Deep Deterministic Policy Gradients (DDPG)¶

The Deep Deterministic Policy Gradients (DDPG) algorithm is a little different from other policy objectives. It learns a policy directly from a (type-I) q-function. The

\[J(\theta; s,a)\ =\ q_{\varphi_\text{targ}}(s, a_\theta(s))\]

Here $a_\theta(s)$ is the mode of the underlying conditional probability distribution $\pi_\theta(.|s)$. See e.g. the mode method of coax.proba_dists.NormalDist. In other words, we evaluate the policy according to the current estimate of its best-case performance. This is implemented by the coax.policy_objectives.DeterministicPG updater class.

Since the policy objective uses a q-function $q_\varphi(s,a)$, we also need to learn that. At the moment of writing, there are two ways to learn $q_\varphi(s,a)$ in coax.

Option 1: SARSA.

The first option is to use SARSA updates, whose $n$-step bootstrapped target is constructed as:

\[G^{(n)}_t\ =\ R^{(n)}_t + I^{(n)}_t\,q_{\varphi_\text{targ}}\!(S_{t+n}, A_{t+n})\]

where $A_{t+n}$ is sampled from experience and

\[\begin{split}R^{(n)}_t\ &=\ \sum_{k=0}^{n-1}\gamma^kR_{t+k} \\ I^{(n)}_t\ &=\ \left\{\begin{matrix} 0 & \text{if $S_{t+n}$ is a terminal state} \\ \gamma^n & \text{otherwise} \end{matrix}\right.\end{split}\]

This is implemented by the coax.td_learning.Sarsa updater class.

Option 2: Q-Learning.

The second option is to use q-learning updates, whose $n$-step bootstrapped target is instead constructed as:

\[G^{(n)}_t\ =\ R^{(n)}_t + I^{(n)}_t\,q_{\varphi_\text{targ}}\!\left( S_{t+n}, a_{\theta_\text{targ}}\!(s)\right)\]

Here, $a_{\theta_\text{targ}}\!(s)$ is the mode introduced above, evaluated on the target-model weights $\theta_\text{targ}$. The reason why we call this q-learning is that we construct the TD-target as though the next action $A_{t+n}$ would have been the greedy action. This is implemented by the coax.td_learning.QLearningMode updater class.

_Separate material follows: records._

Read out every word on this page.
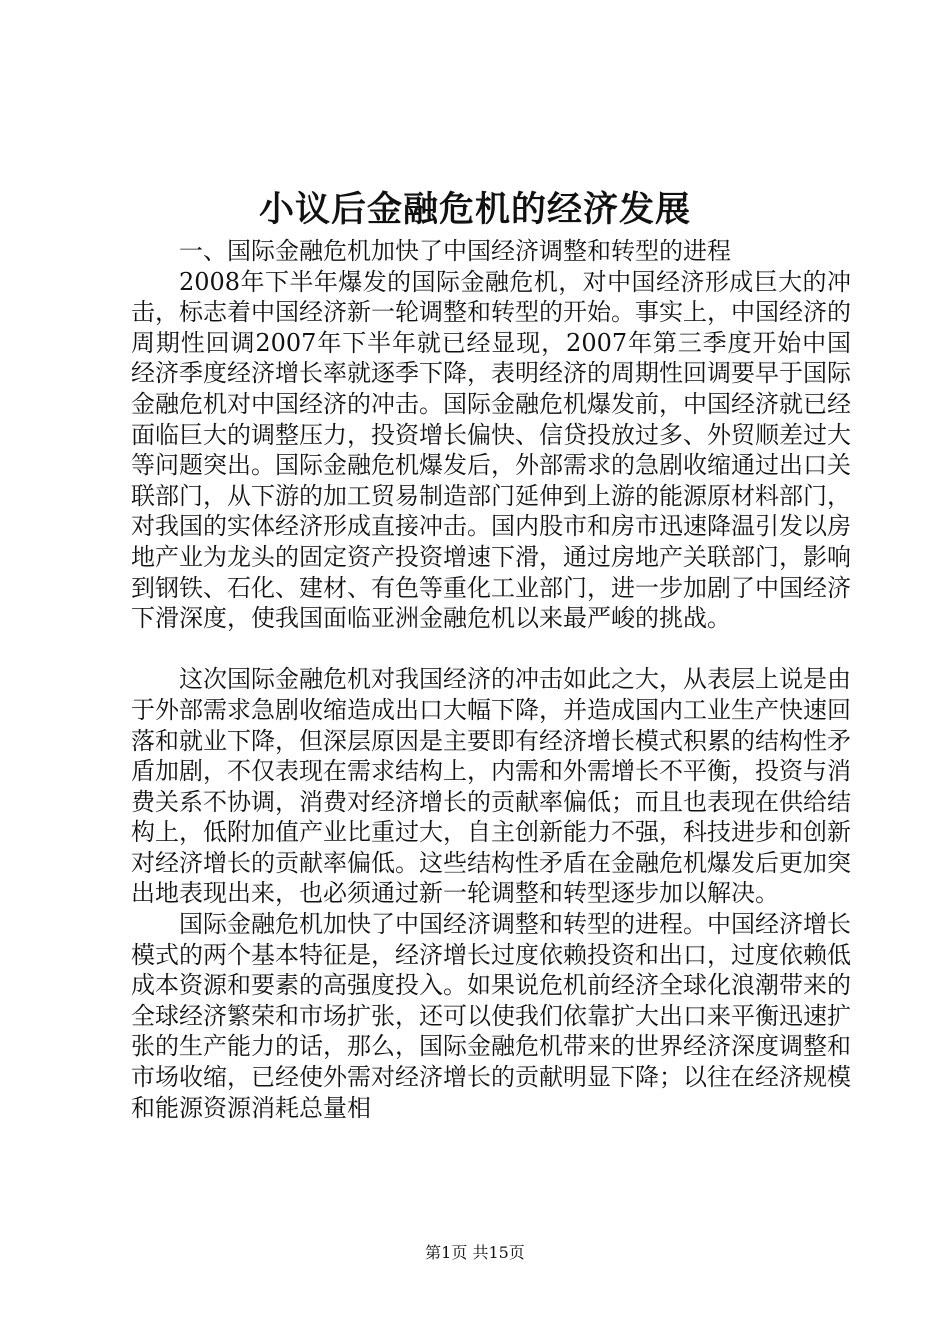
小议后金融危机的经济发展

一、国际金融危机加快了中国经济调整和转型的进程

2008年下半年爆发的国际金融危机，对中国经济形成巨大的冲击，标志着中国经济新一轮调整和转型的开始。事实上，中国经济的周期性回调2007年下半年就已经显现，2007年第三季度开始中国经济季度经济增长率就逐季下降，表明经济的周期性回调要早于国际金融危机对中国经济的冲击。国际金融危机爆发前，中国经济就已经面临巨大的调整压力，投资增长偏快、信贷投放过多、外贸顺差过大等问题突出。国际金融危机爆发后，外部需求的急剧收缩通过出口关联部门，从下游的加工贸易制造部门延伸到上游的能源原材料部门，对我国的实体经济形成直接冲击。国内股市和房市迅速降温引发以房地产业为龙头的固定资产投资增速下滑，通过房地产关联部门，影响到钢铁、石化、建材、有色等重化工业部门，进一步加剧了中国经济下滑深度，使我国面临亚洲金融危机以来最严峻的挑战。

这次国际金融危机对我国经济的冲击如此之大，从表层上说是由于外部需求急剧收缩造成出口大幅下降，并造成国内工业生产快速回落和就业下降，但深层原因是主要即有经济增长模式积累的结构性矛盾加剧，不仅表现在需求结构上，内需和外需增长不平衡，投资与消费关系不协调，消费对经济增长的贡献率偏低；而且也表现在供给结构上，低附加值产业比重过大，自主创新能力不强，科技进步和创新对经济增长的贡献率偏低。这些结构性矛盾在金融危机爆发后更加突出地表现出来，也必须通过新一轮调整和转型逐步加以解决。

国际金融危机加快了中国经济调整和转型的进程。中国经济增长模式的两个基本特征是，经济增长过度依赖投资和出口，过度依赖低成本资源和要素的高强度投入。如果说危机前经济全球化浪潮带来的全球经济繁荣和市场扩张，还可以使我们依靠扩大出口来平衡迅速扩张的生产能力的话，那么，国际金融危机带来的世界经济深度调整和市场收缩，已经使外需对经济增长的贡献明显下降；以往在经济规模和能源资源消耗总量相

第1页 共15页
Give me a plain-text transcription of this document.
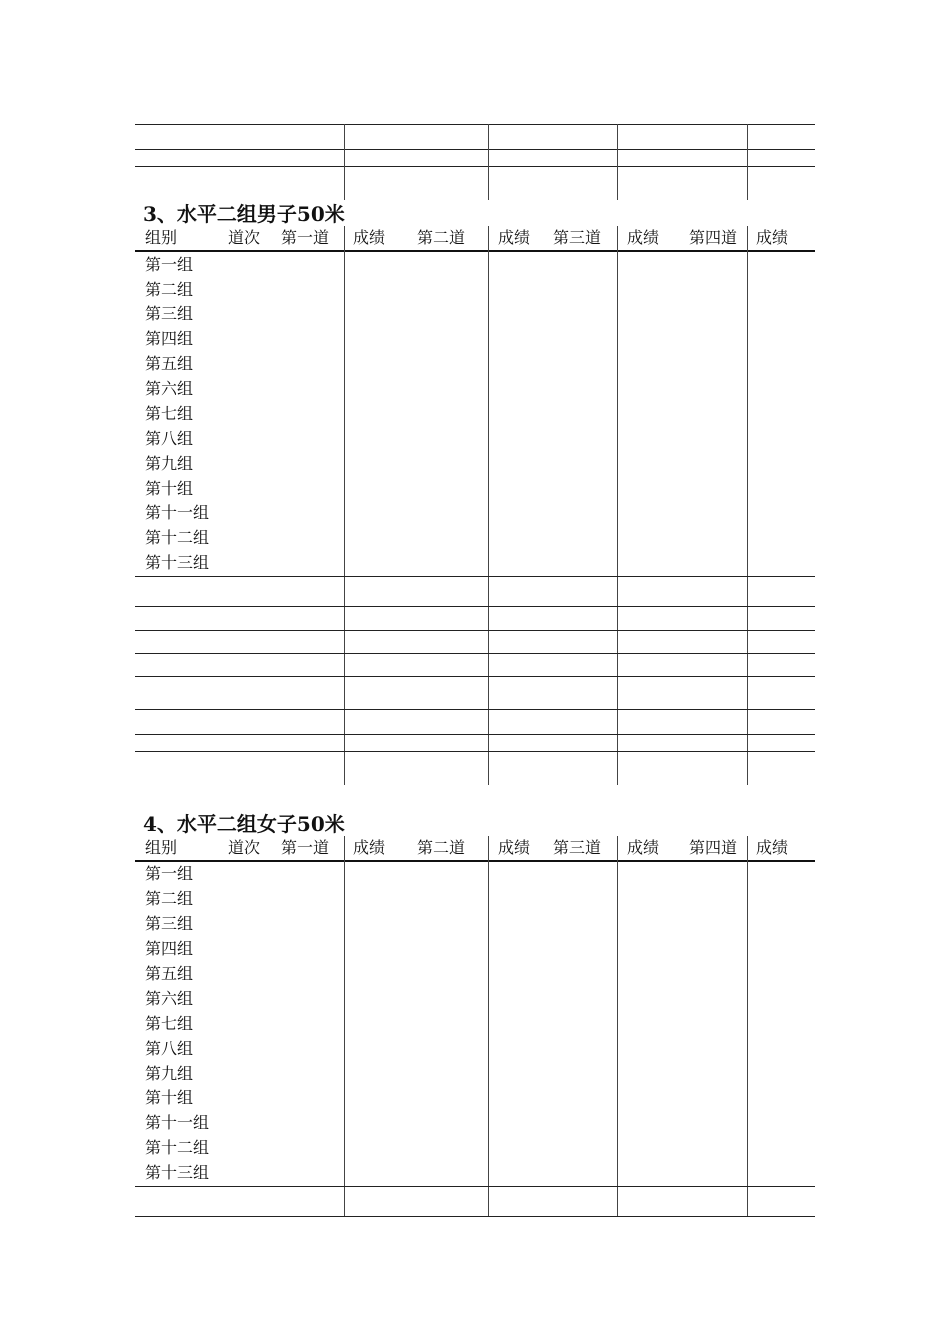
3、水平二组男子50米
组别	道次 第一道 成绩 第二道 成绩 第三道 成绩 第四道 成绩
第一组
第二组
第三组
第四组
第五组
第六组
第七组
第八组
第九组
第十组
第十一组
第十二组
第十三组
4、水平二组女子50米
组别	道次 第一道 成绩 第二道 成绩 第三道 成绩 第四道 成绩
第一组
第二组
第三组
第四组
第五组
第六组
第七组
第八组
第九组
第十组
第十一组
第十二组
第十三组
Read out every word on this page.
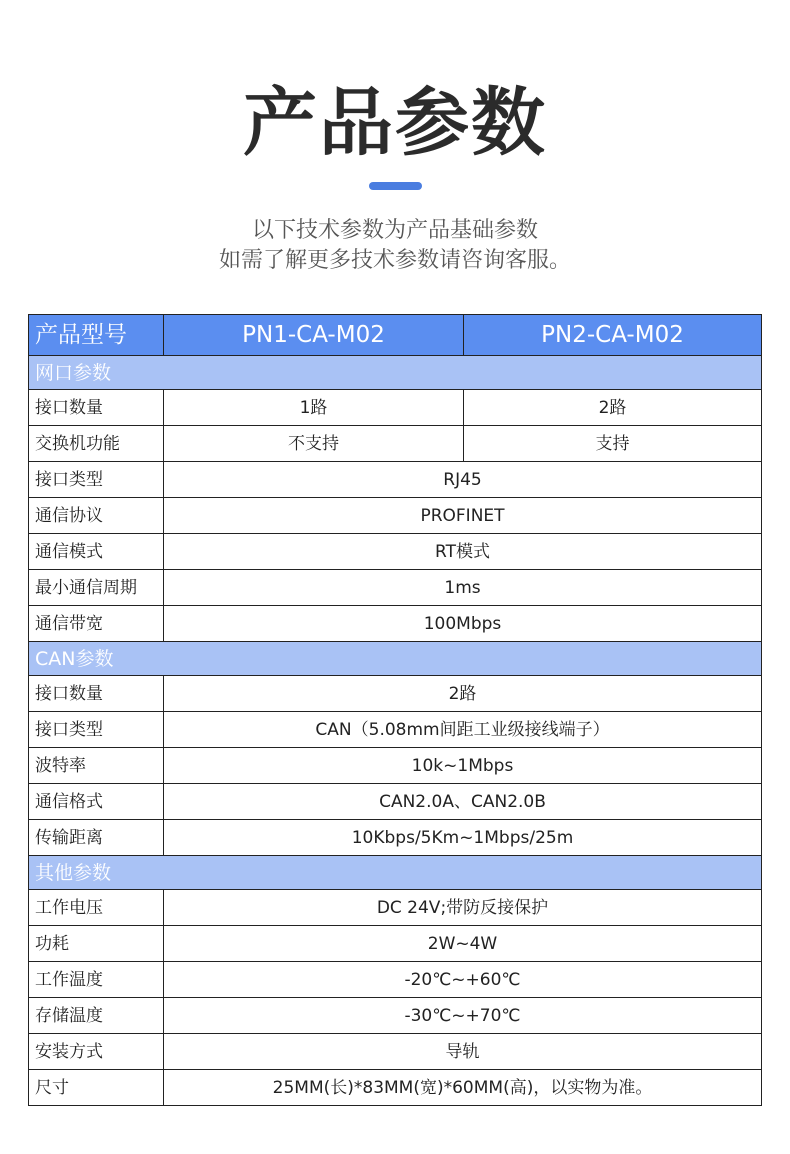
产品参数
以下技术参数为产品基础参数
如需了解更多技术参数请咨询客服。
产品型号	PN1-CA-M02	PN2-CA-M02
网口参数		
接口数量	1路	2路
交换机功能	不支持	支持
接口类型	RJ45	
通信协议	PROFINET	
通信模式	RT模式	
最小通信周期	1ms	
通信带宽	100Mbps	
CAN参数		
接口数量	2路	
接口类型	CAN（5.08mm间距工业级接线端子）	
波特率	10k~1Mbps	
通信格式	CAN2.0A、CAN2.0B	
传输距离	10Kbps/5Km~1Mbps/25m	
其他参数		
工作电压	DC 24V;带防反接保护	
功耗	2W~4W	
工作温度	-20℃~+60℃	
存储温度	-30℃~+70℃	
安装方式	导轨	
尺寸	25MM(长)*83MM(宽)*60MM(高)，以实物为准。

For more details, have a look at the spinningup page on DDPG here, which includes links to the original papers.

ddpg.py

import gymnasium
import coax
import optax
import haiku as hk
import jax.numpy as jnp


# pick environment
env = gymnasium.make(...)
env = coax.wrappers.TrainMonitor(env)


def func_pi(S, is_training):
    # custom haiku function (for continuous actions in this example)
    mu = hk.Sequential([...])(S)  # mu.shape: (batch_size, *action_space.shape)
    return {'mu': mu, 'logvar': jnp.full_like(mu, -10)}  # deterministic policy


def func_q(S, A, is_training):
    # custom haiku function
    value = hk.Sequential([...])
    return value(S)  # output shape: (batch_size,)


# define function approximator
pi = coax.Policy(func_pi, env)
q = coax.Q(func_q, env, action_preprocessor=pi.proba_dist.preprocess_variate)


# target networks
pi_targ = pi.copy()
q_targ = q.copy()


# specify how to update policy and value function
determ_pg = coax.policy_objectives.DeterministicPG(pi, q, optimizer=optax.adam(0.001))
qlearning = coax.td_learning.QLearning(q, pi_targ, q_targ, optimizer=optax.adam(0.002))


# specify how to trace the transitions
tracer = coax.reward_tracing.NStep(n=1, gamma=0.9)
buffer = coax.experience_replay.SimpleReplayBuffer(capacity=1000000)


# action noise
noise = coax.utils.OrnsteinUhlenbeckNoise(mu=0., sigma=0.2, theta=0.15)


for ep in range(100):
    s, info = env.reset()
    noise.reset()
    noise.sigma *= 0.99  # slowly decrease noise scale

    for t in range(env.spec.max_episode_steps):
        a = noise(pi(s))
        s_next, r, done, truncated, info = env.step(a)

        # add transition to buffer
        tracer.add(s, a, r, done)
        while tracer:
            buffer.add(tracer.pop())

        # update
        transition_batch = buffer.sample(batch_size=32)
        metrics_q = qlearning.update(transition_batch)
        metrics_pi = determ_pg.update(transition_batch)
        env.record_metrics(metrics_q)
        env.record_metrics(metrics_pi)

        # periodically sync target models
        if ep % 10 == 0:
            pi_targ.soft_update(pi, tau=1.0)
            q_targ.soft_update(q, tau=1.0)

        if done or truncated:
            break

        s = s_next